Descripción del proyecto
Radical prostatectomy is currently the most used curative procedure in the treatment of localised prostate cancer (PCa). However, in 30-50% of interventioned patients Prostate Specific Antigen (PSA) increases on post-operatory, meaning that the cancer has spread. The rise in PSA is due to imprecision in preoperative staging, suggesting patients already had distant, undetectable disease. Another issue is that elevated serum PSA is not specific to malignant prostate disease, it cannot differentiate between indolent tumours or those that are/will become life threatening.

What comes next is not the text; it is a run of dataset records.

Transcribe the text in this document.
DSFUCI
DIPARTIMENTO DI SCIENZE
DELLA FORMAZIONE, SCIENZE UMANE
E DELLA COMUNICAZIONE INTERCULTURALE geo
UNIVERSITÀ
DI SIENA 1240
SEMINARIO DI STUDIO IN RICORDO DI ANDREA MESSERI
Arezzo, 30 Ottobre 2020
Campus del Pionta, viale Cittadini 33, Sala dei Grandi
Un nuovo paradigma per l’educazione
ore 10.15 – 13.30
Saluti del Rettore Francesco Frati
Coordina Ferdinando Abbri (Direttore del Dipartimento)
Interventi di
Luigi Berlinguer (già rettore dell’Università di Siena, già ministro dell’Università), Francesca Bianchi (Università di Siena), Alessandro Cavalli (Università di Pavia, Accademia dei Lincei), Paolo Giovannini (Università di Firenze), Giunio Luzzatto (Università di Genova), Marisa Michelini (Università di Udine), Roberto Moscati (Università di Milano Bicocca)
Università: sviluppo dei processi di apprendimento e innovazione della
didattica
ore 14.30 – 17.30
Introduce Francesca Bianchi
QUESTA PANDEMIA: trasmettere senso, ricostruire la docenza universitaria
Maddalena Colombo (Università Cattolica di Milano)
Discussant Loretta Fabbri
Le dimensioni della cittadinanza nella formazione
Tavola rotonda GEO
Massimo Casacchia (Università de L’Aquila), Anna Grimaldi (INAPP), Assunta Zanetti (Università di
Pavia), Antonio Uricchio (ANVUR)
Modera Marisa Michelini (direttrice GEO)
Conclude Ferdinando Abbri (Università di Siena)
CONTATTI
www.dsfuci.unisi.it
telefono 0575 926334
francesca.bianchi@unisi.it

Fatal cancer is most often due to metastatic disease but histopathological examination of biopsy or traditional imaging methods fail to detect the early disseminated circulating biological information highlighting the need for approaches that can detect biomarkers of cancer spreading at an early stage. Circulating amounts of non-coding microRNA (miRNA) have been shown to have a biological impact and to be clinically associated with cancer and are now seen as a new class of biomarkers that will allow earlier and more accurate diagnosis.
The objective of INFORM is to develop an innovative electrochemical multiplex biosensor for detection and quantification of a panel of clinically relevant circulating miRNAs in intermediate-risk PCa patients that will be submitted to potentially curative surgery. By focusing on the development, optimisation and validation of a biosensor for miRNA profiling in PCa, discrimination of patients with local disease from those with more advanced PCa will be possible.
The biosensor will rely on the selectivity of the sandwich assays and on the sensitivity of the photoelectrochemical detection to quantify, at the sub-fM level, circulating miRNAs that are associated with PCa. The quantification of these overexpressed miRNAs will lead to a better overall management of the disease and allow for a more informed decision by the medical doctor, providing personalised medicine.